State law requires emissions to be at roughly 51 million metric tons by 2030, the equivalent of 45% below 1990 levels.

The state needs to make smart investments that reduce emissions and boost affordability, Missik said, pointing to dollars raised from the Climate Commitment Act.

In the two years since the Climate Commitment Act took effect, Washington generated over $4 billion from the state’s biggest polluters paying for their own carbon emissions.

More than $1.5 billion of the revenue has been invested in over 3,600 projects across 37 state agencies, according to Ecology.

Myers argues that the state isn’t prioritizing investments in projects that actually reduce carbon emissions.

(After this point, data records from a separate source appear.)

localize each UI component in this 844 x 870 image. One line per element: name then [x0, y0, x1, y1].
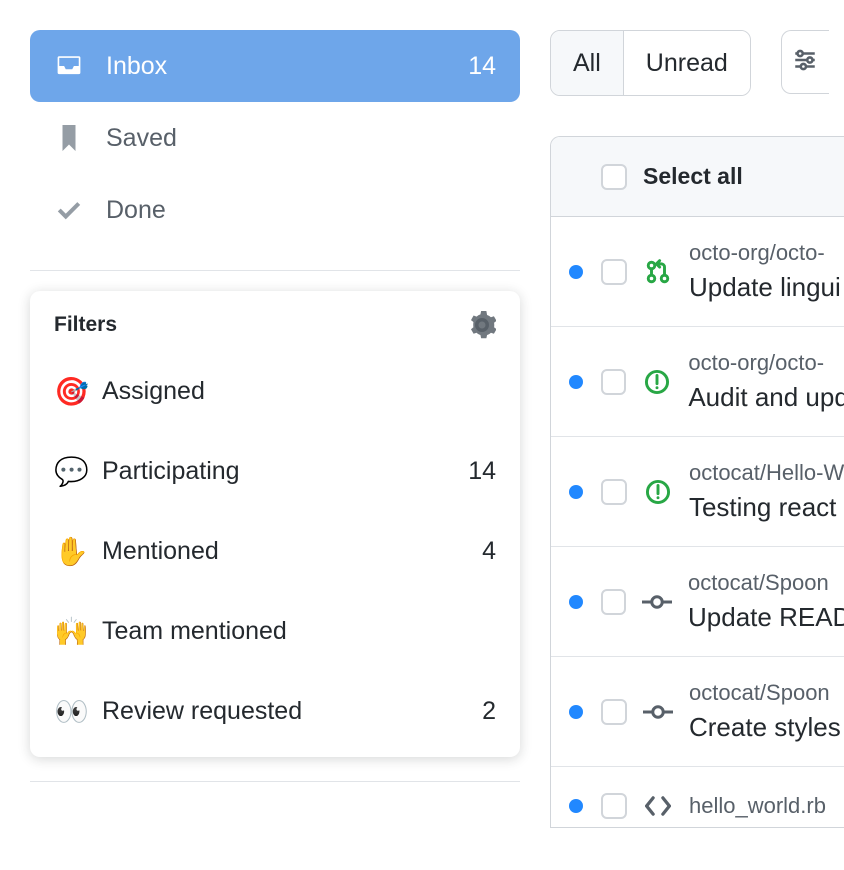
notifications-list: Select all octo-org/octo- Update lingui [550, 136, 844, 828]
notification-title: Audit and upd [688, 382, 844, 413]
filter-participating[interactable]: 💬 Participating 14 [54, 431, 496, 511]
filter-team-mentioned[interactable]: 🙌 Team mentioned [54, 591, 496, 671]
notification-row[interactable]: octocat/Spoon Create styles [551, 657, 844, 767]
unread-dot [569, 705, 583, 719]
repo-name: octo-org/octo- [688, 350, 844, 376]
gear-icon [468, 311, 496, 339]
nav-done-label: Done [106, 196, 496, 225]
eyes-icon: 👀 [54, 695, 88, 728]
unread-dot [569, 375, 583, 389]
nav-done[interactable]: Done [30, 174, 520, 246]
tab-unread[interactable]: Unread [623, 31, 750, 95]
list-header: Select all [551, 137, 844, 217]
notification-title: Create styles [689, 712, 841, 743]
select-all-checkbox[interactable] [601, 164, 627, 190]
divider [30, 270, 520, 271]
commit-icon [643, 697, 673, 727]
filter-label: Mentioned [102, 537, 482, 566]
bookmark-icon [54, 123, 84, 153]
row-checkbox[interactable] [601, 589, 626, 615]
main: All Unread Select all octo [550, 30, 844, 828]
nav-saved[interactable]: Saved [30, 102, 520, 174]
filters-title: Filters [54, 313, 117, 337]
filter-assigned[interactable]: 🎯 Assigned [54, 351, 496, 431]
nav-inbox[interactable]: Inbox 14 [30, 30, 520, 102]
inbox-icon [54, 51, 84, 81]
group-by-button[interactable] [781, 30, 829, 94]
target-icon: 🎯 [54, 375, 88, 408]
filter-count: 14 [468, 457, 496, 486]
notification-row[interactable]: octocat/Spoon Update READ [551, 547, 844, 657]
tab-all[interactable]: All [551, 31, 623, 95]
row-checkbox[interactable] [601, 369, 626, 395]
filters-settings-button[interactable] [468, 311, 496, 339]
nav-saved-label: Saved [106, 124, 496, 153]
notification-title: Update lingui [689, 272, 841, 303]
filter-review-requested[interactable]: 👀 Review requested 2 [54, 671, 496, 751]
unread-dot [569, 265, 583, 279]
view-tabs: All Unread [550, 30, 751, 96]
row-checkbox[interactable] [601, 259, 627, 285]
commit-icon [642, 587, 672, 617]
unread-dot [569, 799, 583, 813]
code-icon [643, 791, 673, 821]
nav-inbox-count: 14 [468, 52, 496, 81]
notification-title: Update READ [688, 602, 844, 633]
pull-request-icon [643, 257, 673, 287]
issue-open-icon [643, 477, 673, 507]
filter-count: 4 [482, 537, 496, 566]
row-checkbox[interactable] [601, 793, 627, 819]
notification-row[interactable]: octocat/Hello-W Testing react [551, 437, 844, 547]
unread-dot [569, 485, 583, 499]
row-checkbox[interactable] [601, 699, 627, 725]
filter-label: Assigned [102, 377, 496, 406]
repo-name: octocat/Hello-W [689, 460, 844, 486]
filter-label: Team mentioned [102, 617, 496, 646]
repo-name: octocat/Spoon [688, 570, 844, 596]
filter-label: Review requested [102, 697, 482, 726]
unread-dot [569, 595, 583, 609]
notification-row[interactable]: hello_world.rb [551, 767, 844, 827]
repo-name: octo-org/octo- [689, 240, 841, 266]
notification-row[interactable]: octo-org/octo- Update lingui [551, 217, 844, 327]
sidebar: Inbox 14 Saved Done Filters [30, 30, 520, 828]
sliders-icon [792, 47, 818, 78]
hand-icon: ✋ [54, 535, 88, 568]
filter-label: Participating [102, 457, 468, 486]
repo-name: octocat/Spoon [689, 680, 841, 706]
filter-mentioned[interactable]: ✋ Mentioned 4 [54, 511, 496, 591]
divider [30, 781, 520, 782]
filters-card: Filters 🎯 Assigned 💬 Participating 14 ✋ [30, 291, 520, 757]
notification-row[interactable]: octo-org/octo- Audit and upd [551, 327, 844, 437]
filter-count: 2 [482, 697, 496, 726]
select-all-label: Select all [643, 163, 743, 190]
raised-hands-icon: 🙌 [54, 615, 88, 648]
nav-inbox-label: Inbox [106, 52, 468, 81]
row-checkbox[interactable] [601, 479, 627, 505]
repo-name: hello_world.rb [689, 793, 826, 819]
speech-icon: 💬 [54, 455, 88, 488]
notification-title: Testing react [689, 492, 844, 523]
issue-open-icon [642, 367, 672, 397]
check-icon [54, 195, 84, 225]
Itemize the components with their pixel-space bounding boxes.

“A lot went to expanding government, not actually delivering reductions,” he said.

Lag with reporting

The 2022 data release in 2026 is due to a lag in federal data, according to the Department of Ecology. The agency is developing in-state sources to supplement that data in an effort to produce more timely reports.

An early forecast shows that emissions likely declined in 2023 and 2024 because of continued growth in renewable energy.

Instead of publishing statewide emissions reports every two years, the agency will now release them annually. The next report is expected in December.